The sun moves into my twelfth house in about an hour, followed by Mercury very early tomorrow morning.
My twelfth house is kind of puny. Mercury will only be there until October 2, and the sun will only be there until October 10. I don’t mind that the two planets won’t be staying long because I’m not really that comfortable with twelfth house matters. While I might be the sort of person who keeps things to myself, I’m not exactly an introvert. I just don’t need anyone’s pity.
Yikes! Did I just type that? Oh well, it’s what I meant, so I might as well not hit the backspace button now.
The twelfth house can bring about self-pitying behavior in people. It can make them into covert narcissists: the sort of individuals who only share the bad things in their lives in order to compel others to come to their rescue. Twelfth house personality types sometimes feign weakness in order to capitalize on the strengths of others.
Of course, that’s not the only thing that twelfth house transits brings about. Transits of this sector of one’s horoscope can enhance the imagination and encourage the pursuit of artistic endeavors. They can put us in touch with our subconscious desires, especially while we are dreaming. They can make us seek out an escape from the real world — a figurative vacation — without ever leaving our homes. For that reason, people with a predisposition toward substance abuse need to be careful during twelfth house transits. Someone like me, on the other hand, might actually get drunk enough for someone else to notice that I’m drunk. That doesn’t happen too often.
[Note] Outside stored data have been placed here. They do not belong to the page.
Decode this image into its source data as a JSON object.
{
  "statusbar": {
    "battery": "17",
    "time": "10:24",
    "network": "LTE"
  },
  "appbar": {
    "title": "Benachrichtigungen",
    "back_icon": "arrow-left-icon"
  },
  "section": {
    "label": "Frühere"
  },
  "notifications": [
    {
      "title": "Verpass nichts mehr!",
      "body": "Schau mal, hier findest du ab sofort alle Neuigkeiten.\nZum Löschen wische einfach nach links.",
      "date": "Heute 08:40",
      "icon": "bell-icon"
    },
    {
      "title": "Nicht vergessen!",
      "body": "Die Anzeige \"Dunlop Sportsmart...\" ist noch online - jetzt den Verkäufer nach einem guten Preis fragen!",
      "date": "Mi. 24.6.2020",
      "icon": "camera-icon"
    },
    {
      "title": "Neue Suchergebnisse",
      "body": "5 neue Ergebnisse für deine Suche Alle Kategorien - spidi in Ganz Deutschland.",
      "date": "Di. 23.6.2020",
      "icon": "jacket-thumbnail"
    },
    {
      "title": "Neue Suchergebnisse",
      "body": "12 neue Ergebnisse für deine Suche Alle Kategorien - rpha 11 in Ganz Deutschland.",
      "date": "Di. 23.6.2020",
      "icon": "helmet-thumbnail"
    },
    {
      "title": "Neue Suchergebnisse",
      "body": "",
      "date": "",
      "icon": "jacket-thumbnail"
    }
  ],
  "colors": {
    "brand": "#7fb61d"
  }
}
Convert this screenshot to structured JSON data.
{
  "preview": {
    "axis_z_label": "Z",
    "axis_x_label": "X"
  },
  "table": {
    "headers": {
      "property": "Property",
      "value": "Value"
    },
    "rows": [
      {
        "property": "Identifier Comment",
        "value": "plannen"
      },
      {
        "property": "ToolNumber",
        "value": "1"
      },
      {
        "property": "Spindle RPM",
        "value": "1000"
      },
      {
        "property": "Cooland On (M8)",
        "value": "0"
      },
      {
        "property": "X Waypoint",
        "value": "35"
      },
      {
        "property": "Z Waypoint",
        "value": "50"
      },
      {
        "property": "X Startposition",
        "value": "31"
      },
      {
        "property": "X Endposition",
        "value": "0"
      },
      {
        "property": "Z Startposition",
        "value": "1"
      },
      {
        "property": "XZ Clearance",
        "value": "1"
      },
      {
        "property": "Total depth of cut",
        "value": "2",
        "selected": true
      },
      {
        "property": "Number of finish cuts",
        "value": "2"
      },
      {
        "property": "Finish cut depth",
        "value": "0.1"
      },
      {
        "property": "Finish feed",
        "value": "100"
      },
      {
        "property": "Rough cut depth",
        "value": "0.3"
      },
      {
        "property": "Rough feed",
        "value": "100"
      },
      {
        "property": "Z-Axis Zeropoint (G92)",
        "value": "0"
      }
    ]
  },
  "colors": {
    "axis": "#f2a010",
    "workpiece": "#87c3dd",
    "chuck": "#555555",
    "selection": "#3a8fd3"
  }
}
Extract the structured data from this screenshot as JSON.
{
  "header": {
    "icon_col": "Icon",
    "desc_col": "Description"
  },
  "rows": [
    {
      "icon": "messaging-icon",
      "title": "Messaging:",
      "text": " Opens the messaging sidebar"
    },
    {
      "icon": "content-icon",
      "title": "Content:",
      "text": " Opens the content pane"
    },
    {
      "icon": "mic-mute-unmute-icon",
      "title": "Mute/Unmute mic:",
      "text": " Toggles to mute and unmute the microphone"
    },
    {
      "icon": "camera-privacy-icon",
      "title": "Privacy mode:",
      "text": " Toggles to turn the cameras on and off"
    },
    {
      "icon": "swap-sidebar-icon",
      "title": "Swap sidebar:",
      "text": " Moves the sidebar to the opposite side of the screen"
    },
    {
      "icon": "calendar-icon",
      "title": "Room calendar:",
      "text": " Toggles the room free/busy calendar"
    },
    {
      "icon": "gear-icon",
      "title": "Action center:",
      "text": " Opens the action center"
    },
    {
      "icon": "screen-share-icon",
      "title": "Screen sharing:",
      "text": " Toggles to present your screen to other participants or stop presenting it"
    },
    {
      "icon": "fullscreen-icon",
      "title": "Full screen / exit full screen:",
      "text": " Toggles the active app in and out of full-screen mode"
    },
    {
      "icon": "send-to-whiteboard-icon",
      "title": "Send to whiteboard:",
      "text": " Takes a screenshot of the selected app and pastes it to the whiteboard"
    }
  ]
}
Anyway, with the superior conjunction of the sun and Mercury occurring tomorrow evening in my twelfth house, I should probably do some soul-searching, or at least drink half-a-bottle of wine before I go to bed. It’s probably a good day for me to pay attention to my dreams, too. The universe may be trying to tell me something while all of this is going on. I’d be a fool not to listen to what it has to say.